In 1600, Paris was a city with huge amounts of empty space and undeveloped land. Religious wars had left the country underdeveloped and the population downtrodden. Within 100 years, however, unprecedented urban planning, led by the monarchy and visionary artisans, saw the rebirth of the city’s infrastructure. This included new kinds of bridges, the first-ever residential city square, planned city housing, and residential architecture in the city. At the beginning of the 17th century, the widest streets in Paris were 15 feet wide. By the end of the century the average width was between 30 and 32 feet.
“The idea of guiding people through the city had begun. A great walking city had been created whereby people could get around easily and everything was connected,” says DeJean. “This translated into a less stratified social class as well. Aristocrats in Paris walked. People were still commenting on this decades later, how unusual it was to see people of great station walking in the streets. This meant you could see how they were dressed—their fine clothes. It was like a walking advertisement for the luxury goods industry.”

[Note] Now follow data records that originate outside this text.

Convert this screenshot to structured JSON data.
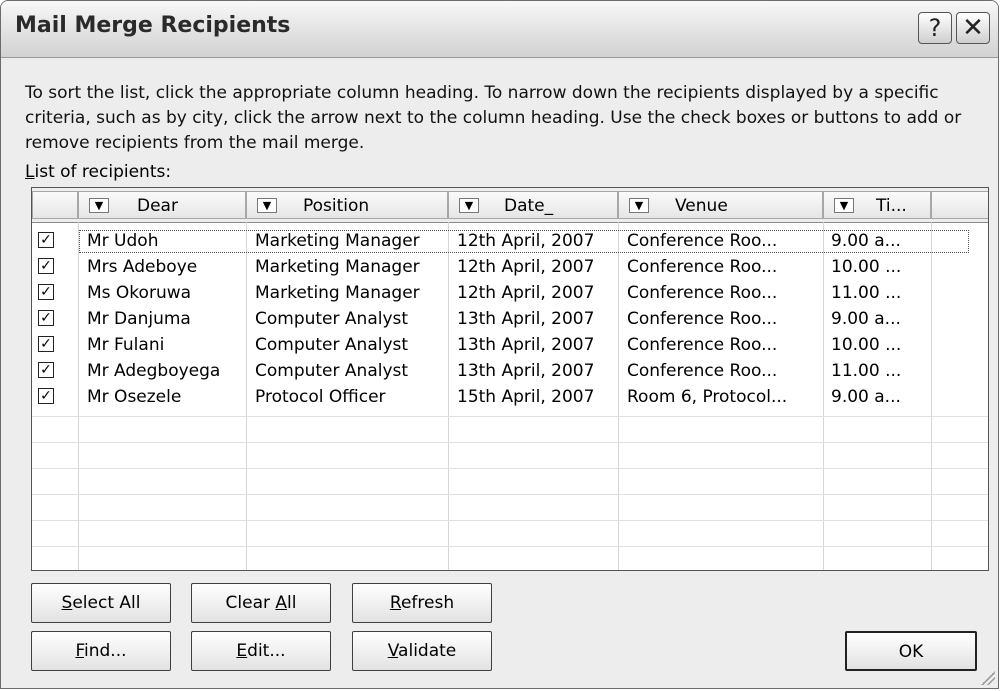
{
  "window": {
    "title": "Mail Merge Recipients",
    "help_glyph": "?",
    "close_glyph": "✕"
  },
  "description": "To sort the list, click the appropriate column heading.  To narrow down the recipients displayed by a specific criteria, such as by city, click the arrow next to the column heading.  Use the check boxes or buttons to add or remove recipients from the mail merge.",
  "list": {
    "label_accel": "L",
    "label_rest": "ist of recipients:",
    "columns": [
      "Dear",
      "Position",
      "Date_",
      "Venue",
      "Ti..."
    ],
    "dropdown_glyph": "▼",
    "check_glyph": "✓",
    "rows": [
      {
        "checked": true,
        "dear": "Mr Udoh",
        "position": "Marketing Manager",
        "date": "12th April, 2007",
        "venue": "Conference Roo...",
        "time": "9.00 a..."
      },
      {
        "checked": true,
        "dear": "Mrs Adeboye",
        "position": "Marketing Manager",
        "date": "12th April, 2007",
        "venue": "Conference Roo...",
        "time": "10.00 ..."
      },
      {
        "checked": true,
        "dear": "Ms Okoruwa",
        "position": "Marketing Manager",
        "date": "12th April, 2007",
        "venue": "Conference Roo...",
        "time": "11.00 ..."
      },
      {
        "checked": true,
        "dear": "Mr Danjuma",
        "position": "Computer Analyst",
        "date": "13th April, 2007",
        "venue": "Conference Roo...",
        "time": "9.00 a..."
      },
      {
        "checked": true,
        "dear": "Mr Fulani",
        "position": "Computer Analyst",
        "date": "13th April, 2007",
        "venue": "Conference Roo...",
        "time": "10.00 ..."
      },
      {
        "checked": true,
        "dear": "Mr Adegboyega",
        "position": "Computer Analyst",
        "date": "13th April, 2007",
        "venue": "Conference Roo...",
        "time": "11.00 ..."
      },
      {
        "checked": true,
        "dear": "Mr Osezele",
        "position": "Protocol Officer",
        "date": "15th April, 2007",
        "venue": "Room 6, Protocol...",
        "time": "9.00 a..."
      }
    ]
  },
  "buttons": {
    "select_all": {
      "accel": "S",
      "rest": "elect All"
    },
    "clear_all": {
      "pre": "Clear ",
      "accel": "A",
      "rest": "ll"
    },
    "refresh": {
      "accel": "R",
      "rest": "efresh"
    },
    "find": {
      "accel": "F",
      "rest": "ind..."
    },
    "edit": {
      "accel": "E",
      "rest": "dit..."
    },
    "validate": {
      "accel": "V",
      "rest": "alidate"
    },
    "ok": "OK"
  }
}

In order to delve into the philosophy of the decision-makers at the time, DeJean examined royal decrees: pamphlets issued by the royal printing shop. For DeJean, this meant tirelessly sorting through historical documents at the National Library of Paris. “The light’s not very good in the library. Some people wore little miners’ hats with lights in the front. And your hands would be so blackened by the end of the day that you couldn’t touch anything,” says DeJean. Luckily, she found a kindred spirit in the form of a municipal file clerk. “Someone there was from the Caribbean and had the same last name as I did. One day she asked me where I was from and I told her Louisiana. So she asked me for some recipes and I got my books a lot faster,” DeJean laughs.
One of the main concerns the decrees addressed was the economy of Paris. This meant improving the lives of the merchant community; hence, wider streets for transportation and shopping. The second guiding principle was improving quality of life, which meant more open spaces and additional housing. This led to planned recreational space and green spaces in the city. Such attention to individual citizens’ comforts set Paris apart at the time, says DeJean, and echoed throughout the world. “In Philadelphia you have the Benjamin Franklin Parkway as a model thoroughfare with a very wide street in the middle, and then tree-lined walkways and landscaped spaces for pedestrians on either side. It harkens back to this type of thinking,” she says.
DeJean cites Saint Petersburg, the second-largest city in Russia, as one of the first descendants of Paris’ urban planning. There are documented visits with timestamps of Peter the Great studying Paris architecture and directly incorporating its parkways, or “prospects,” in Russia. Other cities, like London after the Great Fire, developed city parks and squares modeled after those in Paris.
Over time, Paris also became renowned for its entertainment and food. Actors set up makeshift stages to perform plays in public and cafés sprouted up throughout the gardens. “In the hot summer, people would sit and drink in the gardens and just enjoy the cool air in the evening,” DeJean says. “On the boulevard they would put lights in the trees at night and people would dance. Foreigners would write home to others about this, how extraordinary it was to see people dancing at 3 a.m. in the streets of a city. It’s a legacy of openness that lives on today.”